How to Fix the New York Subway: Some Alternative Proposals
Subway fares are set to rise again, right on schedule (both literally and according to the grand theme of decline):
One proposal would raise the base fare for subways and buses by 25 cents to $2.75, while increasing the bonus on pay-per-ride MetroCards to 11 percent from 5 percent. A second proposal would keep the base fare at $2.50, but reduce the current pay-per-ride bonus.
These proposals only concern pay-as-you-ride customers — weekly and monthly rates will go up either way. (Weekly unlimited passes are currently $30 and monthlies are $112, and the MTA’s proposed system-wide four-percent hike applies directly, so they will end up at $31.00 and $116.50, rounded slightly down and slightly up, respectively.)
Setting aside that any price increases at all in a working public transit system are inherently regressive, increases to the weekly and monthly passes are generally more progressive, though not uniformly — there are plenty of people who need to ride the subway more than twice a day, for whom an unlimited card is an extremely high and necessary cost, and one not subsidized by work. Increases to per-ride costs, either direct or through a decrease in MetroCard refill bonuses, are generally regressive, though again, not uniformly — there are plenty of people for whom an unlimited card is a manageable but unnecessary expense, because they’re able to take cars much of the time.
This means that both proposals are effectively extra-regressive. Neither one suggests increasing the unlimited fees at a higher rate than per-ride fees: The first one increases the ride fare by eleven percent and then increases bonuses by six percent, resulting in an overall price increase of five percent, which means that the increase in cost would actually be slightly higher for per-ride customers than for unlimited customers. The second plan’s details — how much the bonus would need to be slashed — are still mystery. A bonus reduction to zero, however, would work out to a five-percent increase in per-ride cost.
So how do you structure a progressive pricing structure from where we stand now? Some ideas.
— THE ME TIER: A special MTA app, modeled after Uber, that presents subway data in a more rider-centric way. With this software, riders can “call” subways and buses, which will appear on a small map, giving Uber-seasoned riders an illusion of dominion over the entire city, including its public transit infrastructure and its employees (who will in fact be going about their business as usual). In the event that it doesn’t seem to work, or the wait is too long, or the trains aren’t going the right way, no matter: customers will switch back to the Uber app, which will satisfy them. But when the placebo effect works, imagine the feeling of POWER. Tagline: Everyone’s private conductor. Incorporate an alternative ride payment system into the app, linked to a credit card. Since this app’s users will mostly be Uber users, they will be fairly affluent. Charge whatever you want, surge price, who cares: It’s not real money, it’s app money. (Related: On-demand placebo apps represent a huge untapped opportunity. Uber for weather, Uber for birthdays, Uber for feeling like impulses have been satisfied. Call me, Marc Andreessen!)
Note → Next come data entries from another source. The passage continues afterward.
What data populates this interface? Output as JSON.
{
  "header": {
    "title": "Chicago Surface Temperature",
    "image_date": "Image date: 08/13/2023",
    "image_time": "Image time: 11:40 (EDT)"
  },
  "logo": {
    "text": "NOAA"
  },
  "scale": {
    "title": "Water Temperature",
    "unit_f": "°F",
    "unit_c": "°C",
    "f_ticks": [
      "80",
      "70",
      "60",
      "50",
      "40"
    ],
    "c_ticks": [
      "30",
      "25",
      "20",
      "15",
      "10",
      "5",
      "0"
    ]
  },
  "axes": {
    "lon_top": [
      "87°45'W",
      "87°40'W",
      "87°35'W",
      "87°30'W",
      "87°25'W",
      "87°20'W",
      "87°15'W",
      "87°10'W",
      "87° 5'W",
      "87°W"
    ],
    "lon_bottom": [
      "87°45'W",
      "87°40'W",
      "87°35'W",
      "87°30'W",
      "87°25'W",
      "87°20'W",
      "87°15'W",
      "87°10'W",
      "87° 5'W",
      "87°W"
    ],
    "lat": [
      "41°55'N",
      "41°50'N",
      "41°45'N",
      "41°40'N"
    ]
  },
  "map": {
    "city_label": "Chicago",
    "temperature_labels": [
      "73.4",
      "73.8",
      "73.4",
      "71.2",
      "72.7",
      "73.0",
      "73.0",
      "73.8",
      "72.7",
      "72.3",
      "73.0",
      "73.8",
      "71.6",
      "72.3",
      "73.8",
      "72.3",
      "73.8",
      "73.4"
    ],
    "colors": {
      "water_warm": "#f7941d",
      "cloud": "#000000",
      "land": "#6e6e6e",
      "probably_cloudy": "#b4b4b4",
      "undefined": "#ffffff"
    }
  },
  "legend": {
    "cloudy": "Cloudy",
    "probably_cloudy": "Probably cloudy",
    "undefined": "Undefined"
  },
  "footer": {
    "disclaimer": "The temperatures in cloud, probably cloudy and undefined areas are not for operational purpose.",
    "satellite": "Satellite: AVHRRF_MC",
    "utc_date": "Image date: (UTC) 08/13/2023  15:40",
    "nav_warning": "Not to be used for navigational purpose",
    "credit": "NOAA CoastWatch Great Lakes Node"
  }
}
— THE DEBT TIER: Replace the EasyPay Xpress service, which automatically pays your MetroCard from a credit card, with a credit-checked MTA account with extraordinarily high requirements and punitive interest/overdraft rates. In high-pressure platform situations — late for work, drunk and tired, shivering cold — account holders with insufficient balances would be incentivized to just blow through the turnstile instead of risking missing the next train trying to pull off a hasty refill. This would feel like a luxury product while barely being one; it would function as a small, lucrative predatory loan system for the city’s least vulnerable. Or just jack up the EasyPay Xpress cost more directly, or kill the bonus. Convenience costs something! Or just make paying with cash cheaper?
— THE LAZY TIER: A variation of an unrelated proposal by Alex Balk: Put the MetroCard refill stations after the turnstiles so that waiting, bored passengers, recently reminded of their low balances, will refill there. HOWEVER: Charge a fee. Budget-minded riders would avoid the booths as an obvious scam; other riders, bored without a phone signal, would absentmindedly swipe their cards. Make the interface vaguely Instagrammy. (Such kiosks could double as paid iPhone charging stations, or even Seamless drunk-ordering terminals.)
— THE FANTASY TIER: Purge the MTA and hand over board appointments to the de Blasio administration, which would undoubtedly be a enormous mess, but which would appeal to de Blasio’s idealistic side, his very softest side, and probably result in something still broken and weird but, in the end, closer to a public transportation system that exists for the purpose of public transportation.
Are some of these ideas silly? Sure. Stupid? Definitely. But who knows what horrors we’ll be considering in a few years, when the “higher than expected… real estate revenues” that kept this round of price hikes relatively low no longer apply. Gotta get ahead of the problem while we still can.